Lendo e traduzindo autores que marcaram a literatura como emblema de rebeldia, não poderia ser muito diferente, entre nós, a poesia e o perfil intelectual de Claudio Willer.

Lautréamont, Ginsberg, Artaud: no prefácio à tradução dos Escritos deste último (L&PM, Porto Alegre, 1983 - Escritos de Antonin Artaud, Coleção Rebeldes e Malditos) Willer procura dar uma visão ampla do singular intelectual francês, divulgando cartas, manifestos, textos sobre teatro, poemas e ensaios do marselhês descendente de gregos que, nascido a 1896, desde criança teve problemas neurológicos, meningite, convulsões, primeiro internamento aos 19 anos, começando a tomar láudano aos 24, para aliviar suas dores de cabeça. Em Paris, em 1920, Artaud é introduzido na vida cultural francesa por um tio produtor teatral e por seu próprio psiquiatra M. Toulouse, trabalhando de início como ator - foi o Tirésias na “Antígona” de Cocteau e atuou no cinema sob a direção de Abel Gance e Fritz Lang. Sua obra completa como escritor são 16 volumes pela Gallimard e apesar de sua expressão preferida serem as cartas, considerava-se, em primeira instância, um poeta. Participou do surrealismo de 1924 a 1926 e rompeu com o movimento, junto com Resnos, Soupault, Vitrac e outros por ocasião da adesão ao marxismo; dedica-se ao teatro Alfred Jarry e traduz “The Monk” de Lewis (1931) obra de horror gótico dita por Breton como precursora do surrealismo.
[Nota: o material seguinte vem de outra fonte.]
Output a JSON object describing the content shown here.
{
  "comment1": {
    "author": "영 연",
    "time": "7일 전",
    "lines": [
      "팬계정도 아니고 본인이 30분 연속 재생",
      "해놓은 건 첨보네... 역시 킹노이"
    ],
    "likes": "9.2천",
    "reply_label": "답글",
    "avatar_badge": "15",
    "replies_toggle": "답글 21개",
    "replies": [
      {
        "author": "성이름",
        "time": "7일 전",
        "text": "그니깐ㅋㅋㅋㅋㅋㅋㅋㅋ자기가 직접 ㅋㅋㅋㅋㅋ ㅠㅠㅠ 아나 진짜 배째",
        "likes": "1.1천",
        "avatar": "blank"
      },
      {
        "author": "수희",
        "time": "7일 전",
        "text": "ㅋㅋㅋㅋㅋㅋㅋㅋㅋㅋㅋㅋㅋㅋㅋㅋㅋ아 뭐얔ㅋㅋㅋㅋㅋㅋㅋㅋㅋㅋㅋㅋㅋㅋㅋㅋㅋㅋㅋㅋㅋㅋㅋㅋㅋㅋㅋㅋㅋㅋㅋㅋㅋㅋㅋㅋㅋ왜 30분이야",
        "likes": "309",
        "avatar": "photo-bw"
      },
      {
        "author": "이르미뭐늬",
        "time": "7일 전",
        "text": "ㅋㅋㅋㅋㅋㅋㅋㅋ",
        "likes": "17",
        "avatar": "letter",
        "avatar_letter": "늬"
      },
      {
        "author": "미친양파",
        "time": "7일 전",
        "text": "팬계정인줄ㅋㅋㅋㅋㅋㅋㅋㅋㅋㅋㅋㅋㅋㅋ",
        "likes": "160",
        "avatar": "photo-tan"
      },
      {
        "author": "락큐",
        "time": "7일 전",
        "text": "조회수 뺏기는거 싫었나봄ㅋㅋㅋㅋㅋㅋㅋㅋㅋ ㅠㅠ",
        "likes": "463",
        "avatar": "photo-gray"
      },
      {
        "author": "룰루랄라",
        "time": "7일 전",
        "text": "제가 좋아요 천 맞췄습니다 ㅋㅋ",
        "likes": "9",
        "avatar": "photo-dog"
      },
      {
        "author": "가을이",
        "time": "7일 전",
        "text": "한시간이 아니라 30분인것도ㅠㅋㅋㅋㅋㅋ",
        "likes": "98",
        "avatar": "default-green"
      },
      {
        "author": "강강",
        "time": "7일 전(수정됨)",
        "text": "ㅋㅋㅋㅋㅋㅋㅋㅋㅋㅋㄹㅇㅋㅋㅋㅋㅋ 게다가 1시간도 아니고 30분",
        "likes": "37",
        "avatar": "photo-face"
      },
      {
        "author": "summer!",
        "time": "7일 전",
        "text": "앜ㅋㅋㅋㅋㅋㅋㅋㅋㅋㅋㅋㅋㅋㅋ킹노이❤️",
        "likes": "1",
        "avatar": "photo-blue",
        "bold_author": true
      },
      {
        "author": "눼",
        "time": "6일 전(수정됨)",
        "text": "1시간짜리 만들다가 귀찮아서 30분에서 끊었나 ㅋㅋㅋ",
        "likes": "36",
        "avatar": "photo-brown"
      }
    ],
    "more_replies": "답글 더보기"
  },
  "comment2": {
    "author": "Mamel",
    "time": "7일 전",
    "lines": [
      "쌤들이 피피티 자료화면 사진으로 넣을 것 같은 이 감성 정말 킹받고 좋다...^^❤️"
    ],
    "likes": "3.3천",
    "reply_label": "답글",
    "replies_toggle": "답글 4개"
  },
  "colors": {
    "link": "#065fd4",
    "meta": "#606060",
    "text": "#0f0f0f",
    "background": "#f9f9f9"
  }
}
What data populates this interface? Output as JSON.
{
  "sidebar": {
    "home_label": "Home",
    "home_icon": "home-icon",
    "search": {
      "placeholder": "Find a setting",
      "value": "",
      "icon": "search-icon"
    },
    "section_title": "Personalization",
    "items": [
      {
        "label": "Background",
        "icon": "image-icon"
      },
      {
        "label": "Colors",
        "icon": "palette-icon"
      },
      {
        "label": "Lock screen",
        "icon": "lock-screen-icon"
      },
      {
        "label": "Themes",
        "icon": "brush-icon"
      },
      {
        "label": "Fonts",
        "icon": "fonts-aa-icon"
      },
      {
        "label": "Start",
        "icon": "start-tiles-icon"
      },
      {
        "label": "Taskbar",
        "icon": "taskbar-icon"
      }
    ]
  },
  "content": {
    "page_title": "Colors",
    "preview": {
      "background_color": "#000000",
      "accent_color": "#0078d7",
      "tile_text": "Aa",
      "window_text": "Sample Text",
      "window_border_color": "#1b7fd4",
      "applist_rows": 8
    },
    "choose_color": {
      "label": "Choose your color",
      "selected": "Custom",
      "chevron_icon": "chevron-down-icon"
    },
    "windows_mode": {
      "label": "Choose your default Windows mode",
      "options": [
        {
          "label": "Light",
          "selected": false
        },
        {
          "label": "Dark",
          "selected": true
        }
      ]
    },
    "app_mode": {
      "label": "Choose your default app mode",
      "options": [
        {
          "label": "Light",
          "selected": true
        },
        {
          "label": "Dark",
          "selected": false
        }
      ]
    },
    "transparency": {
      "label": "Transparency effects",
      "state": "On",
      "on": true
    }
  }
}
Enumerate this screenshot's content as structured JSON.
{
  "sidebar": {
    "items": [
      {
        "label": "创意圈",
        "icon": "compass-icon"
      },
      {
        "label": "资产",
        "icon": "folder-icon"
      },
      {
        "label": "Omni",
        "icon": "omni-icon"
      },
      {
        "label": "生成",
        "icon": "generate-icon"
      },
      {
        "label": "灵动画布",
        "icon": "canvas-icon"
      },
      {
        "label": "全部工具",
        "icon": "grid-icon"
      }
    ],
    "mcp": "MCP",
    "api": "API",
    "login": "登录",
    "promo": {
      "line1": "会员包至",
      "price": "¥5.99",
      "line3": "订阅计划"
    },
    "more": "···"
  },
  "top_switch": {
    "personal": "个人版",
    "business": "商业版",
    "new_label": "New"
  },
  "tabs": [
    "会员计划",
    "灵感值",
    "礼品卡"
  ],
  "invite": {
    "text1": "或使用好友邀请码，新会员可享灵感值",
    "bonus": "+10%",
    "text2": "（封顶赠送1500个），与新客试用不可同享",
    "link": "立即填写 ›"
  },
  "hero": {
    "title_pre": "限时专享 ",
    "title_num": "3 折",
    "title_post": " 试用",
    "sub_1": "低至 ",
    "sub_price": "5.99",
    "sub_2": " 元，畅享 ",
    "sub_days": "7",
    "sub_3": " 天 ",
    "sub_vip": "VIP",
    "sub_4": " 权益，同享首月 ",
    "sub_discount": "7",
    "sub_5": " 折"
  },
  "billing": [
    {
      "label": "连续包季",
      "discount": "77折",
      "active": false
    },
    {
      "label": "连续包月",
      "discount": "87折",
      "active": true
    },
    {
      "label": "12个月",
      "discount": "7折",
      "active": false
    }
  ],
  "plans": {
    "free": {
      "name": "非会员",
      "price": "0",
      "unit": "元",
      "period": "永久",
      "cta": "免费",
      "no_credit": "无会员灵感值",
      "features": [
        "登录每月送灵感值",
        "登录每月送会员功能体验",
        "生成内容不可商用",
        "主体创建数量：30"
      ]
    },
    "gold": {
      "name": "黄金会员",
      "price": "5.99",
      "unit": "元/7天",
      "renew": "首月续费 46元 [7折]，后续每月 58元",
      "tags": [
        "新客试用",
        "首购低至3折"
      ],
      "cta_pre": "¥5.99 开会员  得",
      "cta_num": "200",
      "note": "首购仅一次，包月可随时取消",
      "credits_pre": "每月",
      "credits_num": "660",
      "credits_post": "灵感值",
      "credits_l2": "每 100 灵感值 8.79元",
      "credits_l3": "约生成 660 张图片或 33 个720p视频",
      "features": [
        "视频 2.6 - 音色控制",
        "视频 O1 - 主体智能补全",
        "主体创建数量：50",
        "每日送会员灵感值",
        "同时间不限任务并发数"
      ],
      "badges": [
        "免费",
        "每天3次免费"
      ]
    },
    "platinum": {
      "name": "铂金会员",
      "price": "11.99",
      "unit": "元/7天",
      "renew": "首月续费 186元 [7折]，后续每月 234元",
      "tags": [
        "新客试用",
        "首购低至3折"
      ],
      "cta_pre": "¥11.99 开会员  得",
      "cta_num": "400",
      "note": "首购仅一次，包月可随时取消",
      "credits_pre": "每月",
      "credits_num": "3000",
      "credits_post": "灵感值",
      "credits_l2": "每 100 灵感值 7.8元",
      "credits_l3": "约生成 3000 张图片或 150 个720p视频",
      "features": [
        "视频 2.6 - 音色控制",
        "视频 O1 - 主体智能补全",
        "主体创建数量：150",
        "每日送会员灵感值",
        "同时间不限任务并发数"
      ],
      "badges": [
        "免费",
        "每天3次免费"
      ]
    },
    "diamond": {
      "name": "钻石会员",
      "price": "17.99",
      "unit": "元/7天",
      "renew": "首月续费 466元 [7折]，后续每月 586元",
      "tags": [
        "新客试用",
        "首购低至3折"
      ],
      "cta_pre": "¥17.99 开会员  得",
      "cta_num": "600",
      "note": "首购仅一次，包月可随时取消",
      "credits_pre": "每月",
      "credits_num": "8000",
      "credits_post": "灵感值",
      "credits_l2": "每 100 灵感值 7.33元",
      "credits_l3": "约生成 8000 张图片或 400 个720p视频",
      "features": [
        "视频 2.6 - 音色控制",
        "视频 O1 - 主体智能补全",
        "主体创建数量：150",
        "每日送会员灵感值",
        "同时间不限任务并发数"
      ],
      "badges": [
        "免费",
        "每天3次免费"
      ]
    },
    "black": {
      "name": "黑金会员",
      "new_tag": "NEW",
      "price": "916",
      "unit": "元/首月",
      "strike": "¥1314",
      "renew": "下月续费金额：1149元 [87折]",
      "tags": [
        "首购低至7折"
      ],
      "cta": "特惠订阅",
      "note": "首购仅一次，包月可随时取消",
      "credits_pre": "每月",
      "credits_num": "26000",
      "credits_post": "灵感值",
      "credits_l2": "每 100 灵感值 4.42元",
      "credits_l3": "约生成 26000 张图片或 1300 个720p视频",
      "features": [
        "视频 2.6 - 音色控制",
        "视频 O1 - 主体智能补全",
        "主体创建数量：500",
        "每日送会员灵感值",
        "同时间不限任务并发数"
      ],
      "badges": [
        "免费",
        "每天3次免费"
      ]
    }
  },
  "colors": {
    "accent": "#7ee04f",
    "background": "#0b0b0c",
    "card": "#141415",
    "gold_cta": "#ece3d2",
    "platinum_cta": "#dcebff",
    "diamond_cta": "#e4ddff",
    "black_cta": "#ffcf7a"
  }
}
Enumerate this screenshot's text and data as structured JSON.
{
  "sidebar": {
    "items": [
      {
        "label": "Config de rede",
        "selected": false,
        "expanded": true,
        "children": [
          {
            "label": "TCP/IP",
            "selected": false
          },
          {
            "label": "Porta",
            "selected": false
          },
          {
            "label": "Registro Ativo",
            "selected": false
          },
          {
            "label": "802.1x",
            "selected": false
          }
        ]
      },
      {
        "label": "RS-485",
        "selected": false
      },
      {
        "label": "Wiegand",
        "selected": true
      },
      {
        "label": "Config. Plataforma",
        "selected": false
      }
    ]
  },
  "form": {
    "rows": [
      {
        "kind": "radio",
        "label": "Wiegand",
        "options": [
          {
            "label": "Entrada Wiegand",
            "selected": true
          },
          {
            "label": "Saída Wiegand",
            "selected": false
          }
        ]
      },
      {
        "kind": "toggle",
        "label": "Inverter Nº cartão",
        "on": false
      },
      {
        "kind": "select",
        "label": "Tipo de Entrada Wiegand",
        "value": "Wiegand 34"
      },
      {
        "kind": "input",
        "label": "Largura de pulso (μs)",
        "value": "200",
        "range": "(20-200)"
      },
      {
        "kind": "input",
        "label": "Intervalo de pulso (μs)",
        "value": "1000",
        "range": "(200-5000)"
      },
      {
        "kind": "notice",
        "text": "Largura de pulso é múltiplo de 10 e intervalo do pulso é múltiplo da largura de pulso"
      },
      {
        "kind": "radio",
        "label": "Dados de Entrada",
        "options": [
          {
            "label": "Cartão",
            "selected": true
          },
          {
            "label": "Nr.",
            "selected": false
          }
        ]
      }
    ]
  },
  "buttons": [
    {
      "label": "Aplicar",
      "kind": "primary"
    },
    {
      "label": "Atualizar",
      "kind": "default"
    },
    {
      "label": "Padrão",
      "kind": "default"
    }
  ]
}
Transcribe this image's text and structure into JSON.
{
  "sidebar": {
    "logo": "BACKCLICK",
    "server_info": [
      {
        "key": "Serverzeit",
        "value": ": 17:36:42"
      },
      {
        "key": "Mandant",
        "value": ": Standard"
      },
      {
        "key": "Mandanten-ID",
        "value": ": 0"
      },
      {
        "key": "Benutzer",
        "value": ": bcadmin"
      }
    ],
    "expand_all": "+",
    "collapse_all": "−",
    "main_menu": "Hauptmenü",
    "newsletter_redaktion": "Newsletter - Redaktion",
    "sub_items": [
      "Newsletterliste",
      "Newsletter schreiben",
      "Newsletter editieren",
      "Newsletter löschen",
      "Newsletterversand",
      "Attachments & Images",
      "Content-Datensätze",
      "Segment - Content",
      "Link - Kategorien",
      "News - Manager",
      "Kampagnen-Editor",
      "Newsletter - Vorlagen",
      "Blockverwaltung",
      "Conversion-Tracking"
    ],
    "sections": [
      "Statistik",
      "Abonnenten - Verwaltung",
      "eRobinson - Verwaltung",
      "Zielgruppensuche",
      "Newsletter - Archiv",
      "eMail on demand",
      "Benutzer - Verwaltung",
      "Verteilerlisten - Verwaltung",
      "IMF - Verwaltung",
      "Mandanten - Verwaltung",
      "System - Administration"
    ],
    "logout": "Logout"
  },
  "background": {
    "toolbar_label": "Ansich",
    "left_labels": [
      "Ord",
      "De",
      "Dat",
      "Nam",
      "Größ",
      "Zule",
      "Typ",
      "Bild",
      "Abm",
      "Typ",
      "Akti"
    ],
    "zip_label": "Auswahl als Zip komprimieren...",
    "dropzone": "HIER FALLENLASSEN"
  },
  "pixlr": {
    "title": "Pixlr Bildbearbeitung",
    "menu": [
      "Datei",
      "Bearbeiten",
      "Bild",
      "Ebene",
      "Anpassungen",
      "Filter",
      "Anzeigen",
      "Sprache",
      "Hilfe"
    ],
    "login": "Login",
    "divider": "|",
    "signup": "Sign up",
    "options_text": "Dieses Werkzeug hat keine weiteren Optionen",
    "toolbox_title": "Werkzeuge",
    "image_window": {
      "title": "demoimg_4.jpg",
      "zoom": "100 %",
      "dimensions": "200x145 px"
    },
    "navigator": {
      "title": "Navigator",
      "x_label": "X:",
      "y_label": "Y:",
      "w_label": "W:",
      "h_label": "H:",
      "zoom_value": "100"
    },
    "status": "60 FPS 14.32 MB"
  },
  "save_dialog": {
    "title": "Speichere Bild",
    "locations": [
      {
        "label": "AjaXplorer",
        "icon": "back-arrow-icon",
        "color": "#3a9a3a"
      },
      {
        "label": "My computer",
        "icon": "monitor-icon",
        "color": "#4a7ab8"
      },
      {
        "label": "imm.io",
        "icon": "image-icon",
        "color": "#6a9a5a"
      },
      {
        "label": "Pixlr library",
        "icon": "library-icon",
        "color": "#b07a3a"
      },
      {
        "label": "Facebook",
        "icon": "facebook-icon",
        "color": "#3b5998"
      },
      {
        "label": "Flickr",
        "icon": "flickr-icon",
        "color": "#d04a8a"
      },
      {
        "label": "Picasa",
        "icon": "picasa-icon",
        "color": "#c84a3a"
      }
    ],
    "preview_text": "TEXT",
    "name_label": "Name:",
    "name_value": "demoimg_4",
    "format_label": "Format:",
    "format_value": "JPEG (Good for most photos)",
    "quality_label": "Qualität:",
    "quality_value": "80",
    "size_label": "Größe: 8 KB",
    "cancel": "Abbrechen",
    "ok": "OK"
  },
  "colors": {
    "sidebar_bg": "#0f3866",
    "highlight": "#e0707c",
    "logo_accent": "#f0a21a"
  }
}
Claudio Willer destaca que então Artaud decide trocar o texto pela vida e vivenciar pessoalmente a realidade mítica que tanto o fascinava e que era tematizada na sua obra: vai ao México estudar o ritual do peyote entre os índios Tarahumaras; escreve posteriormente sobre essa experiência e publica sob o pseudônimo “O Iluminado”, “Les Nouvelles Revélations de L’Être” inspirado no Tarot e na Cabala. Convidado a uma conferência na Bélgica, a uma certa altura Artaud abandona o texto e passa a encarnar o assunto de que trata, em vez de discorrer sobre ele. Viaja em 1937 à Irlanda com sua “bengala mágica” e torna à França preso em uma camisa-de-força. Passa 9 anos em hospícios vários até chegar a Rodez, por atuação de Robert Desnos, onde é melhor tratado apesar da aplicação de eletrochoques. Breton, Picasso, Camus, Sartre e outros fazem uma mobilização para retirá-lo de Rodez e garantir a sua subsistência: ele passa a residir na clínica de Ivry como paciente voluntário e não mais como internado compulsório, vindo a morrer no mesmo quarto onde morrera Gérard de Nerval, sobre quem escreveu belo estudo, assim como sobre Van Gogh.

Willer lembra que, enquanto viveu, os textos de Artaud foram publicados em pequenas tiragens e lidos apenas por uma minoria de intelectuais esclarecidos. Sobre sua morte, as possibilidades de câncer no reto, overdose de heroína e morfina, ou suicídio. Depois dela, no entanto, as propostas de Artaud sobre teatro são práticas correntes, sobretudo o primado do gestual e da expressão corporal, bem como das formas de comunicação não verbal e ruptura entre palco e platéia. Willer ressalta que manifestações tipicamente de vanguarda como o happenning, a performance e a body art (quando o artista se põe no lugar da obra encarnando-a) têm em Artaud seu interlocutor: salienta, ainda, o poeta paulista que, para Michel Foucault, autor de “História da Loucura”, Artaud virou pelo avesso as relações entre criação e loucura, porque a partir dele não são as várias obras dos loucos e malditos que precisam se justificar diante da psicologia, mas esta que passa a ter que se explicar diante daquelas. Além disso existe um pensamento sobre a linguagem e sua relação com o corpo e a consciência, a partir da obra de Artaud, que se constitui referência fundamental para os estudos mais avançados no campo na linguística, da semiologia e da semiótica. Juntamente com Lautréamont, Artaud passa a ser cultuado pelos que se agruparam em redor da revista francesa “Tel Quel”, como Júlia Kristeva, Philipe Solers, Jaques Derrida.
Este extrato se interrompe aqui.